Un poder mediático que va contándonos, como quien quita páginas al calendario, historias para no dormir sobre cómo funcionan determinados subpoderes del Estado, pero que no es capaz de profundizar tanto en las causas como en los responsables de dichas historias, es un poder, pero no aquel llamado a garantizarnos el derecho a una información veraz.

Todos los días desayunamos con nuevos casos, nuevas historias, pero nunca con los casos y las historias completas y, de esa forma, se nos termina adormilando frente a hechos que tienen una gravedad tal que se hacen incompatibles con un estado democrático y de derecho.

La escasa o nula cultura democrática, la falta de una estructura democrática del Estado y la preeminencia de determinados poderes por sobre otros impiden ver que el problema catalán no es el de los catalanes

Un poder político cautivo de su pasado, rehén de lo inmediato, es y será siempre incapaz de pensar en el mañana y de asumir compromisos que, si bien pueden tener un costo político en lo inmediato, tendrán un beneficio a medio y largo plazo al que no vale la pena renunciar.

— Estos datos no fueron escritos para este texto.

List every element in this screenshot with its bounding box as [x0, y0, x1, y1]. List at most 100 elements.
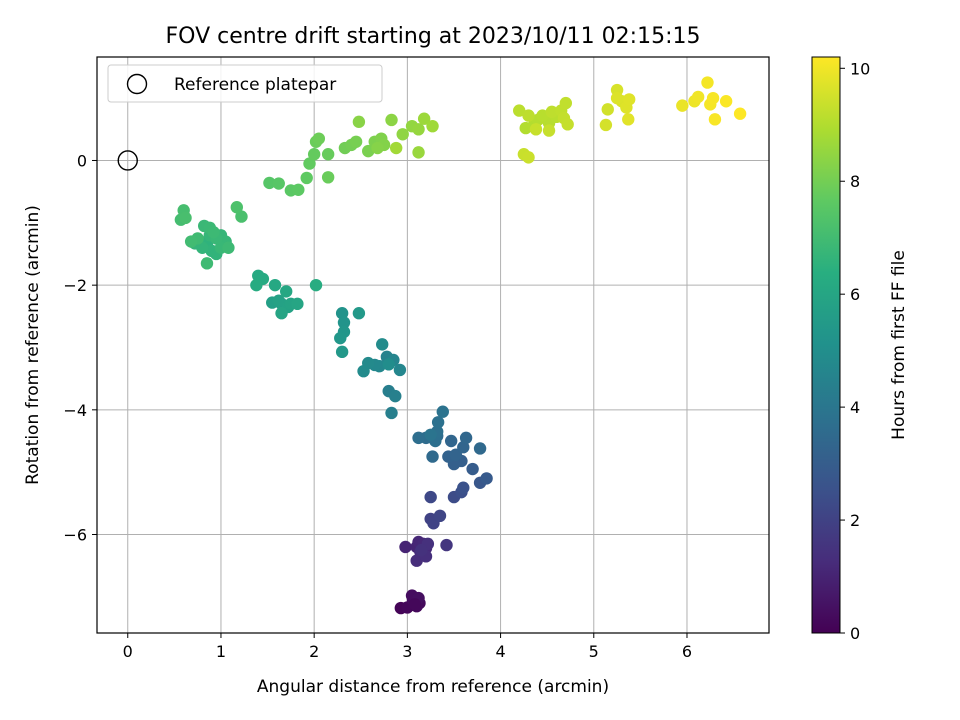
- data-point: [410, 554, 423, 567]
- data-point: [733, 107, 747, 120]
- data-point: [610, 91, 624, 105]
- reference-platepar-marker: [117, 150, 138, 171]
- colorbar-tick-label: 8: [850, 172, 860, 191]
- y-tick-label: −4: [63, 401, 87, 420]
- data-point: [321, 148, 335, 161]
- data-point: [275, 307, 288, 320]
- x-axis-label: Angular distance from reference (arcmin): [257, 677, 609, 697]
- data-point: [382, 358, 395, 371]
- data-point: [321, 171, 335, 184]
- data-point: [542, 124, 556, 137]
- data-point: [676, 99, 689, 112]
- data-point: [436, 405, 449, 418]
- data-point: [272, 294, 285, 307]
- data-point: [480, 472, 493, 485]
- data-points: [117, 76, 747, 615]
- data-point: [385, 406, 398, 420]
- data-point: [440, 538, 453, 552]
- data-point: [335, 307, 349, 320]
- data-point: [417, 112, 431, 125]
- data-point: [424, 428, 437, 441]
- colorbar-gradient: [811, 56, 841, 634]
- data-point: [207, 225, 220, 239]
- x-tick-label: 3: [402, 642, 412, 661]
- legend-box: [107, 64, 383, 103]
- data-point: [312, 132, 326, 145]
- y-axis-ticks: −6 −4 −2 0: [63, 151, 97, 545]
- x-tick-label: 4: [495, 642, 505, 661]
- data-point: [457, 481, 470, 494]
- data-point: [599, 118, 613, 132]
- colorbar-ticks: 0 2 4 6 8 10: [840, 59, 870, 643]
- colorbar: 0 2 4 6 8 10 Hours from first FF file: [811, 56, 909, 643]
- data-point: [352, 307, 366, 320]
- data-point: [545, 105, 559, 119]
- data-point: [263, 176, 276, 190]
- data-point: [349, 135, 363, 148]
- data-point: [268, 278, 282, 292]
- x-axis-ticks: 0 1 2 3 4 5 6: [123, 633, 692, 661]
- data-point: [184, 235, 198, 248]
- data-point: [559, 96, 573, 110]
- data-point: [457, 441, 470, 454]
- data-point: [561, 118, 574, 131]
- y-tick-label: −2: [63, 276, 87, 295]
- data-point: [362, 144, 375, 158]
- data-point: [426, 119, 439, 133]
- data-point: [431, 416, 445, 429]
- data-point: [371, 141, 384, 155]
- data-point: [622, 93, 636, 106]
- data-point: [334, 331, 347, 345]
- x-tick-label: 5: [589, 642, 599, 661]
- data-point: [337, 316, 351, 329]
- colorbar-tick-label: 4: [850, 398, 860, 417]
- data-point: [230, 201, 244, 214]
- colorbar-tick-label: 10: [850, 59, 870, 78]
- data-point: [719, 95, 733, 108]
- data-point: [307, 148, 321, 161]
- data-point: [235, 210, 248, 223]
- data-point: [250, 278, 263, 292]
- data-point: [292, 183, 305, 196]
- y-tick-label: 0: [77, 151, 87, 170]
- y-axis-label: Rotation from reference (arcmin): [23, 205, 43, 485]
- data-point: [412, 146, 425, 159]
- data-point: [280, 285, 293, 298]
- x-tick-label: 6: [682, 642, 692, 661]
- data-point: [622, 113, 635, 126]
- legend-entry-reference: Reference platepar: [174, 75, 336, 95]
- x-tick-label: 2: [309, 642, 319, 661]
- colorbar-label: Hours from first FF file: [889, 250, 909, 440]
- data-point: [399, 540, 412, 554]
- data-point: [389, 389, 402, 403]
- x-tick-label: 1: [216, 642, 226, 661]
- data-point: [433, 509, 447, 523]
- data-point: [424, 490, 437, 504]
- data-point: [385, 113, 398, 127]
- data-point: [272, 177, 285, 190]
- data-point: [412, 431, 425, 445]
- plot-frame: [96, 56, 770, 634]
- data-point: [444, 434, 458, 448]
- data-point: [601, 103, 614, 116]
- data-point: [200, 257, 214, 270]
- data-point: [303, 157, 316, 170]
- data-point: [309, 278, 323, 292]
- data-point: [300, 171, 313, 185]
- data-point: [357, 364, 370, 378]
- colorbar-tick-label: 2: [850, 511, 860, 530]
- data-point: [536, 109, 549, 122]
- data-point: [393, 363, 407, 377]
- data-point: [701, 76, 714, 89]
- data-point: [389, 141, 403, 155]
- data-point: [459, 431, 473, 445]
- colorbar-tick-label: 6: [850, 285, 860, 304]
- data-point: [466, 462, 479, 476]
- data-point: [706, 91, 720, 105]
- data-point: [522, 151, 535, 164]
- data-point: [522, 109, 535, 122]
- data-point: [291, 297, 304, 311]
- data-point: [412, 123, 425, 136]
- colorbar-tick-label: 0: [850, 624, 860, 643]
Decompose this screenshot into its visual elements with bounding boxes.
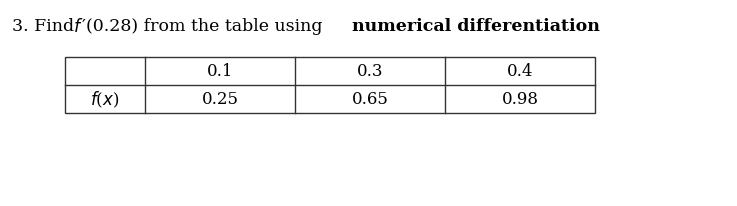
Text: 0.1: 0.1 — [207, 63, 233, 80]
Text: ′(0.28) from the table using: ′(0.28) from the table using — [82, 18, 328, 35]
Text: $\it{f}$($x$): $\it{f}$($x$) — [91, 89, 119, 110]
Bar — [65, 58, 595, 114]
Text: 3. Find: 3. Find — [12, 18, 80, 35]
Text: 0.98: 0.98 — [501, 91, 539, 108]
Text: $\it{f}$: $\it{f}$ — [73, 18, 83, 36]
Text: 0.65: 0.65 — [352, 91, 388, 108]
Text: 0.25: 0.25 — [201, 91, 239, 108]
Text: 0.3: 0.3 — [357, 63, 383, 80]
Text: 0.4: 0.4 — [507, 63, 534, 80]
Text: numerical differentiation: numerical differentiation — [352, 18, 600, 35]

Seguramente, cuando los historiadores vuelvan la vista sobre el periodo que estamos viviendo, puedan dar una mejor perspectiva de lo que sucedió en esta época, pero estoy convencido de que terminarán proponiendo, como causa generadora del conflicto e impeditiva de su solución, la escasa o nula cultura democrática, la falta de una estructura democrática del Estado y la preeminencia de determinados poderes por sobre otros que impiden ver que el problema catalán no es el de los catalanes.

El problema es sistémico y hoy se evidencia a partir de las legítimas reivindicaciones del pueblo catalán, pero mañana lo hará a partir de otros planteamientos, y mientras no se asuma la etiología de la descomposición, mal iremos de cara a ponerle el remedio adecuado.

Ningún estado puede pretender ser calificado de democrático cuando tiene más de 3.000 represaliados, cuando se persigue a los disidentes por cielo, mar y tierra, cuando una parte importante de la población no quiere formar parte de este o cuando unas determinadas estructuras de poder son inescrutables y, en la práctica, auténticamente inviolables.

Sí, el Rey es inviolable, pero día a día vamos desayunando con sus impunes pillajes y vamos conociendo cómo ha funcionado una jefatura del Estado que nos presentaban como ejemplar y salvadora de la patria. En cambio, mientras todo eso sucede, existe una absoluta opacidad, una auténtica inviolabilidad, respecto a otros poderes del Estado que han hecho tanto o más daño que una real corrupción o un voraz apetito sexual.

Por todo esto, y mucho más, pensar que el conflicto entre Catalunya y el Estado se resolverá hablando, que no es negociar, o que se difuminará producto del supuesto cansancio del independentismo, es tanto como no entender cuál es el problema real, del cual el legítimo deseo de independencia no es más que uno de los múltiples síntomas de un problema mucho más agudo y grave.

En definitiva, y mientras se siga reprimiendo a quienes somos presentados como responsables del problema, en lugar de resolverlo, España no tendrá solución… porque la culpa no es de los catalanes.